Submitted by St. Alphonsus
I miss my children. It has been many years since they died and I last heard their voices or laid eyes on them. I found myself sitting on the patio of a restaurant at the end of another day. Across the boulevard from where I was sitting I saw a young Marine in “dress blues” crossing the street with two companions. When they crossed the street to the near side where I was sitting they stopped. The Marine stood by himself and posed for a picture while his companions stayed behind the camera. The flash of the camera lit up the silhouette of the Marine. His pose was momentarily frozen in time for my mind to process. What a beautiful picture the camera had captured for others to see.
I realized at that moment that is all I had left along with my memories and some mementoes to recall what my children were in this world and how they affected my life.
Photographs, they capture momentary cross-sections of our lives. I started thinking how much time in one lifetime can one photograph represent? The average shutter speed for my old SLR camera was one sixtieth of a second. That is all the time the average photograph represents of the life of someone we love.

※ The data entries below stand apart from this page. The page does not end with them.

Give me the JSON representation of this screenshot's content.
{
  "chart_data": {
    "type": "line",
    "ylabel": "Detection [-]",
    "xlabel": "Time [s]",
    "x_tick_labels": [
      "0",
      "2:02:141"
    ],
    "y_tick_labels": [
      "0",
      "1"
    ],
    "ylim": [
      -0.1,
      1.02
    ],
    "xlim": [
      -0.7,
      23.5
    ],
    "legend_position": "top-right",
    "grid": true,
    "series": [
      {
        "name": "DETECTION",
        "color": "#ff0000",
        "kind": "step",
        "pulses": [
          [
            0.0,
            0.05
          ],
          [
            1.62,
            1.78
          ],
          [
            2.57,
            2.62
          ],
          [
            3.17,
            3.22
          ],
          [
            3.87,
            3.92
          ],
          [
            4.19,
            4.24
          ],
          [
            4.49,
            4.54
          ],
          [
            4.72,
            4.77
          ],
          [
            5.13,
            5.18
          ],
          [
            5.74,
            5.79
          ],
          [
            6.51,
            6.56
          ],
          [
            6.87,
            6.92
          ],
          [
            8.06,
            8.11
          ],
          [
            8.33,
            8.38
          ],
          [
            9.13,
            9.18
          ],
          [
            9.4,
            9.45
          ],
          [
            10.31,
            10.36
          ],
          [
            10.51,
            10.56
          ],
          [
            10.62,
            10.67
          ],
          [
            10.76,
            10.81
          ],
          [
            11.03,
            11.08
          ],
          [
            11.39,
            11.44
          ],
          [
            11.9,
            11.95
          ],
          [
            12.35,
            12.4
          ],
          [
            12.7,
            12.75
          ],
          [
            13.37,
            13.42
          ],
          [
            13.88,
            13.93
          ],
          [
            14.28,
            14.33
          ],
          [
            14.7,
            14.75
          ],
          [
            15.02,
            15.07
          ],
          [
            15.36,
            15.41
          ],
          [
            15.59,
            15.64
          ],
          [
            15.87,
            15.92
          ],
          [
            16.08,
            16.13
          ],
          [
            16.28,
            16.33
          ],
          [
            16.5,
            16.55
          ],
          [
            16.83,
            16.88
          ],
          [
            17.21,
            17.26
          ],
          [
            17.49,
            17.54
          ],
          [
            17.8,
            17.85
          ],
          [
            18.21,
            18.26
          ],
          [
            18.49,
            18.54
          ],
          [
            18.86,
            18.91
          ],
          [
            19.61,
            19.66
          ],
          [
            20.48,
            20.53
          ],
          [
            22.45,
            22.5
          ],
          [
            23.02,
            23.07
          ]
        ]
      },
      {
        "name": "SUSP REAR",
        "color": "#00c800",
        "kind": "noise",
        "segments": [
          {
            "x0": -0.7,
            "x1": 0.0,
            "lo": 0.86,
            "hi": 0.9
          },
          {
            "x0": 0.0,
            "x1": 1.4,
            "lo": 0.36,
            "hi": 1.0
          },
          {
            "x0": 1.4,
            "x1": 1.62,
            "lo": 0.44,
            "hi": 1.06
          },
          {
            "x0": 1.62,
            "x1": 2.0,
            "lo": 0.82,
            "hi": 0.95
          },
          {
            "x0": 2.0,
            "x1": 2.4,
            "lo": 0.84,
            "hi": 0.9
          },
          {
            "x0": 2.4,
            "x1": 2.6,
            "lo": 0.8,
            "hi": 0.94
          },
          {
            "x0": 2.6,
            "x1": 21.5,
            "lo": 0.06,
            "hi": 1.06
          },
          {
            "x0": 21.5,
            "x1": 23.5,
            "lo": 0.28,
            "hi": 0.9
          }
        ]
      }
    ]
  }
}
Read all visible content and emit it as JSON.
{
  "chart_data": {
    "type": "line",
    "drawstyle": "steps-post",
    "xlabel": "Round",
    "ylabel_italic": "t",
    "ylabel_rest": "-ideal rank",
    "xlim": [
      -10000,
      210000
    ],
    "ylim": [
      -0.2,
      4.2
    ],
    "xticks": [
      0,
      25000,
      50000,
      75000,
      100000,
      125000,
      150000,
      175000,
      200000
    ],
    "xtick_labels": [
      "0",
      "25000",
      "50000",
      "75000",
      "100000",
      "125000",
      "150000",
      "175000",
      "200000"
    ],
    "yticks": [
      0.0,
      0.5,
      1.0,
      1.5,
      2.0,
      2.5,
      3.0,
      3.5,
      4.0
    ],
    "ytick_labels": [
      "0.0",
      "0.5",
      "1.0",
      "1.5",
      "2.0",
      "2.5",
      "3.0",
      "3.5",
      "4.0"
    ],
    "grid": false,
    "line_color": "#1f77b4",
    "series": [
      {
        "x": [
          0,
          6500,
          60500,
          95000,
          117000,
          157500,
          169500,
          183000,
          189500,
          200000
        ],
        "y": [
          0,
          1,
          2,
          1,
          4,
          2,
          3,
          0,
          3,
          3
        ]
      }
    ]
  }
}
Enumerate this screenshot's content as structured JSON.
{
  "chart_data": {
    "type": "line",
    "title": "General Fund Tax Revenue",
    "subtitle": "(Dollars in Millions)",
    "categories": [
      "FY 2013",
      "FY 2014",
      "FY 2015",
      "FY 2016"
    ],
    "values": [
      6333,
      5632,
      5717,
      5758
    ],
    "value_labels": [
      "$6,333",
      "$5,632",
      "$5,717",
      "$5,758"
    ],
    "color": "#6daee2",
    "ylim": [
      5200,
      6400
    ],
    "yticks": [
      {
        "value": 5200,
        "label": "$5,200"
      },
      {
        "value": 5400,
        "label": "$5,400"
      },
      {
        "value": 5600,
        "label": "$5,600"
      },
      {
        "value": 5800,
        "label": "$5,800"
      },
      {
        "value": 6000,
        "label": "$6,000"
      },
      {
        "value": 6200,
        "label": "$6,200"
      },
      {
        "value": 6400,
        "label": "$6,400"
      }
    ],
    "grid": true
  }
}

It would take sixty separate photographs to capture one second of a person’s life. Even movies only capture a minute fraction of a lifetime.
I tell myself I will always have my memories. I will always have my memories, but my recollection and my memories change and fade as the distance of time forever widens me from the event of my children’s passing from this world. I know that days turn to months and months to years. The pain of the loss is always there, not as sharp, but always there.
I think about what my children would have been had they lived. Would they have children? Those roads were never meant to be traveled, but I will continue to ask those questions as any parent would who has lost a child.
This is an invitation to all who have lost a child and their family and friends. On Sunday December 11, 2011 at 7:00 PM St. Alphonsus Catholic Church will host “Remembering Our Children”, a non-denominational memorial service for all to come and remember the lives of all our children who died.
It is a time to share the lives of our deceased children with our family and friends through memories, stories, pictures, and a beautiful and memorable candlelight service. It is also a time to recognize the spiritual presence of our children that still live in all those that love them.
Please call, JoAnn, at St Alphonsus Catholic Church office, 261-4650, if you know someone who has lost a child to provide the church with their address and their child’s name. We would like to send an invitation to those parents to personally invite them to the “Remembering Our Children” service.
My mind wonders back to the photograph of the young Marine. I pray to God the photograph is only one of many that are still yet to be taken, but I imagine if that photo was the last. His parents would grieve and hurt and wonder what his life would have been… And they would only have memories, mementoes, and photographs to capture brief cross-sections of his life… a life lived… a life loved… and time would move on.